Apa itu thrift shop impor?
Thrift shop impor adalah toko yang menjual barang-barang bekas impor seperti pakaian, tas, sepatu, dan aksesoris dengan harga yang lebih murah.
Apakah pelarangan thrift shop impor sudah tepat dilakukan?
Keputusan apakah pelarangan thrift shop impor sudah tepat atau tidak masih menjadi perdebatan. Beberapa pihak menganggap bahwa pelarangan ini penting untuk melindungi industri lokal, sementara yang lain menganggap bahwa kebijakan tersebut dapat merugikan konsumen yang mengandalkan produk impor dengan harga yang lebih terjangkau.
Bagaimana dampak pelarangan thrift shop impor terhadap industri lokal?
Dengan melarang thrift shop impor, diharapkan dapat meningkatkan permintaan terhadap produk-produk lokal dan membantu industri lokal untuk meningkatkan daya saingnya. Namun, masih perlu dilakukan evaluasi yang komprehensif terhadap dampak kebijakan ini terhadap industri lokal.

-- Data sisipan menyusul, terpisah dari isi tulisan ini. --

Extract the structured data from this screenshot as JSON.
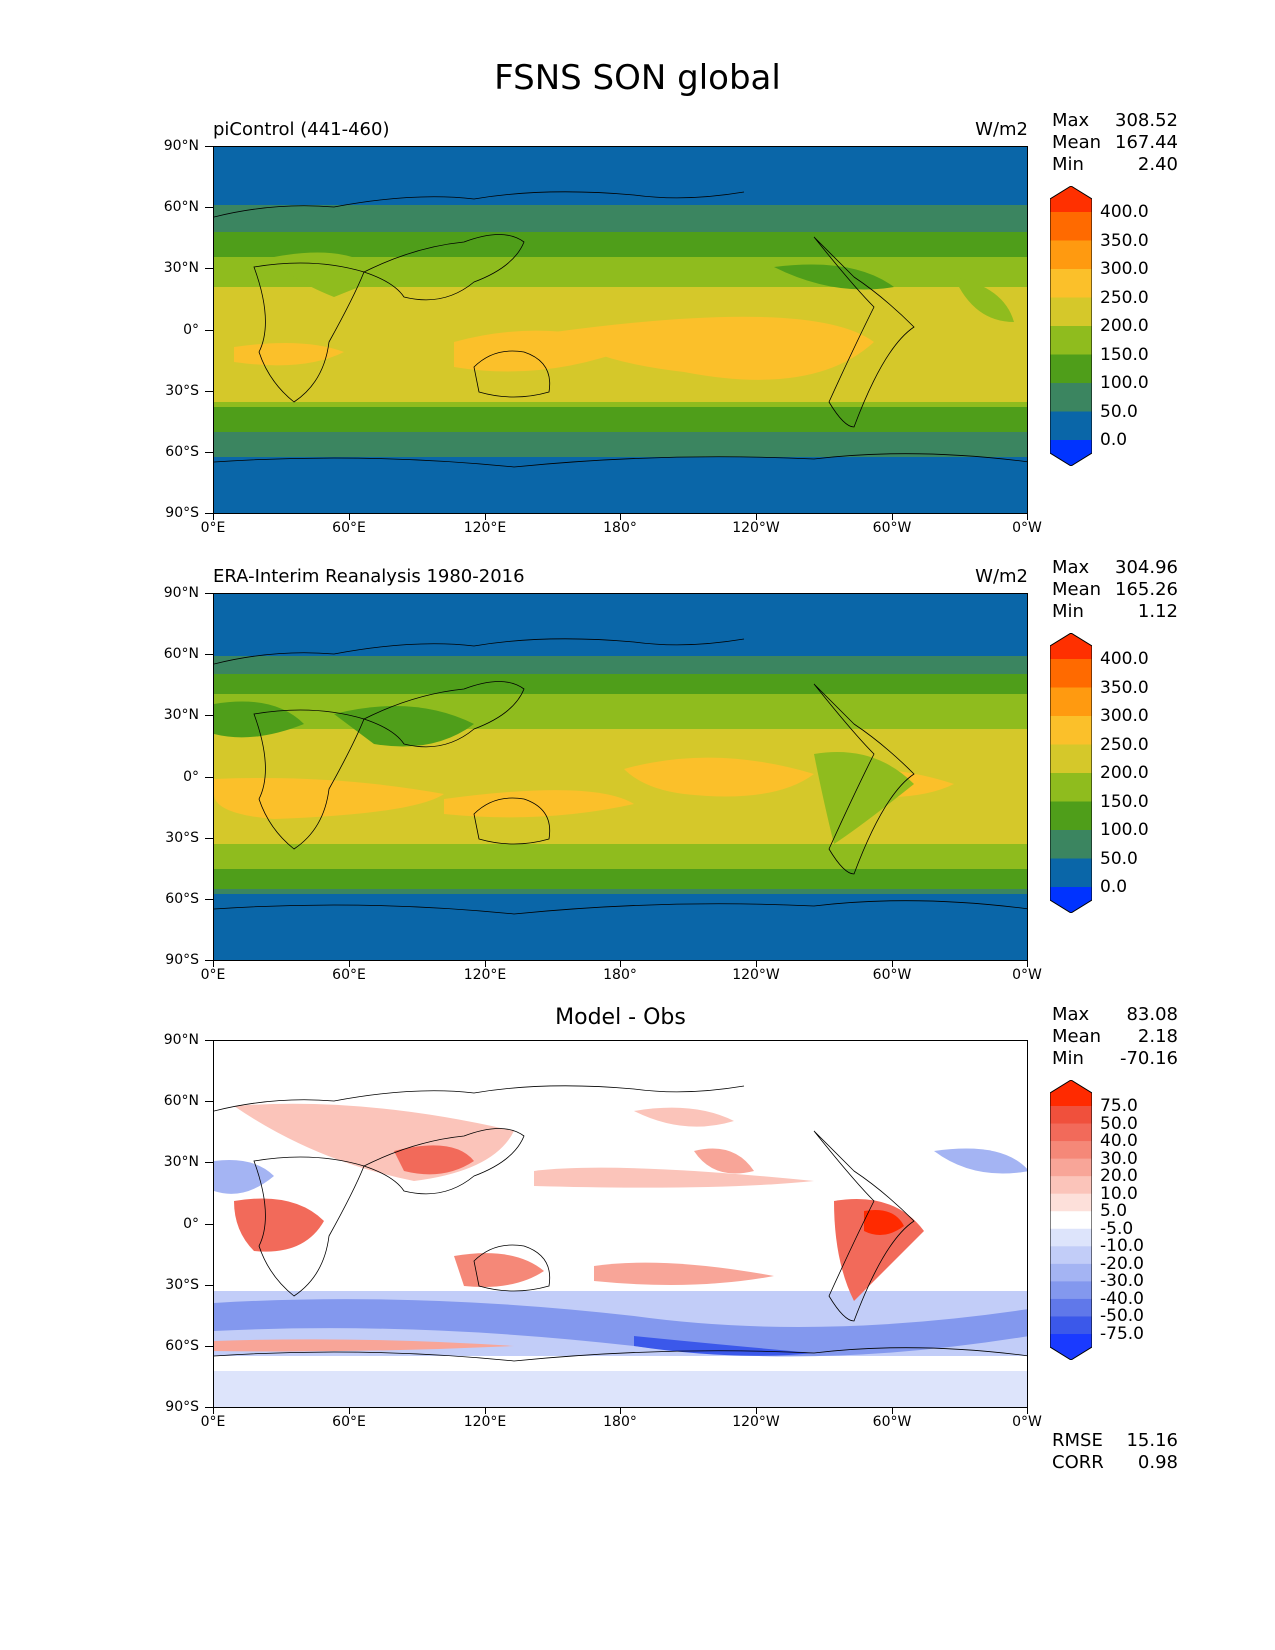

Apa saja alternatif solusi yang dapat dilakukan selain pelarangan thrift shop impor?
Selain pelarangan, pemerintah juga dapat mencari alternatif solusi seperti meningkatkan pengawasan dan pemeriksaan terhadap produk impor untuk memastikan keamanan dan kualitasnya, atau memberikan insentif bagi industri lokal untuk meningkatkan daya saingnya.
Bagaimana konsumen dapat berperan dalam mengatasi permasalahan thrift shop impor?
Konsumen juga dapat memilih untuk membeli produk bekas yang masih dalam kondisi baik dan dapat digunakan kembali untuk membantu mengurangi limbah.